Recently, Donald Trump signed an executive order banning flag burning. In reality, the administration worded it in such a way to try to minimize First Amendment challenges — given Texas v. Johnson found in 1989 that burning flags is protected free speech. Much as when flag burners have been charged with vandalism or theft for burning various flags in the past, the language of the executive order focuses on cases where there is more at play than simple freedom of expression, seeking to ramp up enforcement there.
However, we increasingly live in a society that is seeking to curtail free speech. You can see this with how payment processors are increasingly cracking down on various forms of content, puritanically pushing titles out of digital storefronts. LGBTQ+ content is often now labeled “adult” by default, even for simply depicting the kinds of heterosexual relationships prevalent in media. Even if this executive order is very careful not to cross the line, it steps right up to it in a time when there is an increasing ideological mounting of the troops at the border, so to speak. Our freedoms are increasingly under siege.
This is the sociopolitical context of my on-chain art piece, Freedom of Speech. The audience may mint American flag tokens for a small fee of less than a dollar, though those flags are immediately burned — metaphorically speaking, anyway. The tokens still exist at the zero address, not accessible by anyone, but this is considered “burnt” in the lexicon of blockchains. These American flags can only exist as an expression of freedom and the contradictions it bears: there are few things more American than using your First Amendment rights to criticize America.
In reality, there is no risk to the user under this executive order: you buy the flag that is burned, even if it all happens in one transaction — and it is less likely that they would ever focus on digital acts such as this in the first place. But the freedoms we hold dear are under siege, and the only way to protect what the flag stands for is to stand up for our right to destroy it.

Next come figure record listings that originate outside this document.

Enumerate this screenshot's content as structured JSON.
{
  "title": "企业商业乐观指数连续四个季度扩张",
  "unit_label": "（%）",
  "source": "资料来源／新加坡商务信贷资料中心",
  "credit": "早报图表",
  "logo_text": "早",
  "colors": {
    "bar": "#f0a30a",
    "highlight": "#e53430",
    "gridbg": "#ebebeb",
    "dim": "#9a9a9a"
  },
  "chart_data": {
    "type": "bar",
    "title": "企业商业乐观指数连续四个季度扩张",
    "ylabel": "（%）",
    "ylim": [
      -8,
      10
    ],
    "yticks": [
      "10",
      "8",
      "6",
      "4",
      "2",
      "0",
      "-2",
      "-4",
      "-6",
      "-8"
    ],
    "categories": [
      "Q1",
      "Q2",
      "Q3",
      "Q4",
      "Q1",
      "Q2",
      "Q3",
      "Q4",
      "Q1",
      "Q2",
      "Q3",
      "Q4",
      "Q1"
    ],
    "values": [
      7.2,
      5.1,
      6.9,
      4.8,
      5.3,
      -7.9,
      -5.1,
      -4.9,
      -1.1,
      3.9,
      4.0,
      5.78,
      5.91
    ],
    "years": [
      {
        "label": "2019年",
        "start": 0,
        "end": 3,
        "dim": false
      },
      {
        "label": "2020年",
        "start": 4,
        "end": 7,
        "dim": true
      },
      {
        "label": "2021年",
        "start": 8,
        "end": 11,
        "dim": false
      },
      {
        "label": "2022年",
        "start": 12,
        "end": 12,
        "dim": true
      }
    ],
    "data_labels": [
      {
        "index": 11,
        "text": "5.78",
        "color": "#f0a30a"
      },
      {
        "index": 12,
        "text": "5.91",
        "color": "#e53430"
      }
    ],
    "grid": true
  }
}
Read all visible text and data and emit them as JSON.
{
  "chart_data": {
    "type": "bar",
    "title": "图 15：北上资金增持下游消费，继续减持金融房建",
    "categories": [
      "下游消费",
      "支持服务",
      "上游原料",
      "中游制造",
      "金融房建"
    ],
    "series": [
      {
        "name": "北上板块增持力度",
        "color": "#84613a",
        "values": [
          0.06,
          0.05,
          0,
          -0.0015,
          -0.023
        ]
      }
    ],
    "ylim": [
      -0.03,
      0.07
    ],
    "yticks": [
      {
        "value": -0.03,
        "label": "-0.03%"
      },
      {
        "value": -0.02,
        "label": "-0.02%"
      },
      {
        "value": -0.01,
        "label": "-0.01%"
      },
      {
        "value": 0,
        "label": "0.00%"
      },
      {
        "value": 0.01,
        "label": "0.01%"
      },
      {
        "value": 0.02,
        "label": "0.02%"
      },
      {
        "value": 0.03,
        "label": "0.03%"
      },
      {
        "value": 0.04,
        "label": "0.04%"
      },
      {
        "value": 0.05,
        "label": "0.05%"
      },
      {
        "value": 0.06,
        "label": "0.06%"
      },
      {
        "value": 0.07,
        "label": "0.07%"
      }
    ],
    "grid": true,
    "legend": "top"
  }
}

Freedom of Speech also challenges norms in the NFT space. There is no room for speculation. The art is destroyed in the same transaction it is created. There is no cap on the supply — our rights should never run out. What you get is participation in a piece of conceptual art and a digital protest, and that in and of itself has intangible value. Each flag is rendered as a fully on-chain SVG, existing entirely as code. Even if the token is theoretically destroyed, a record of the image will exist forever through the smart contract.
While many clamor for ownership of prized collections, Freedom of Speech is something no one can own — but that we can all share together, if we can defend it. Decentralized technologies like blockchains will undoubtedly prove critical for protecting our freedom in the times to come. Though the flag is gone, something more intangibly important remains in its wake.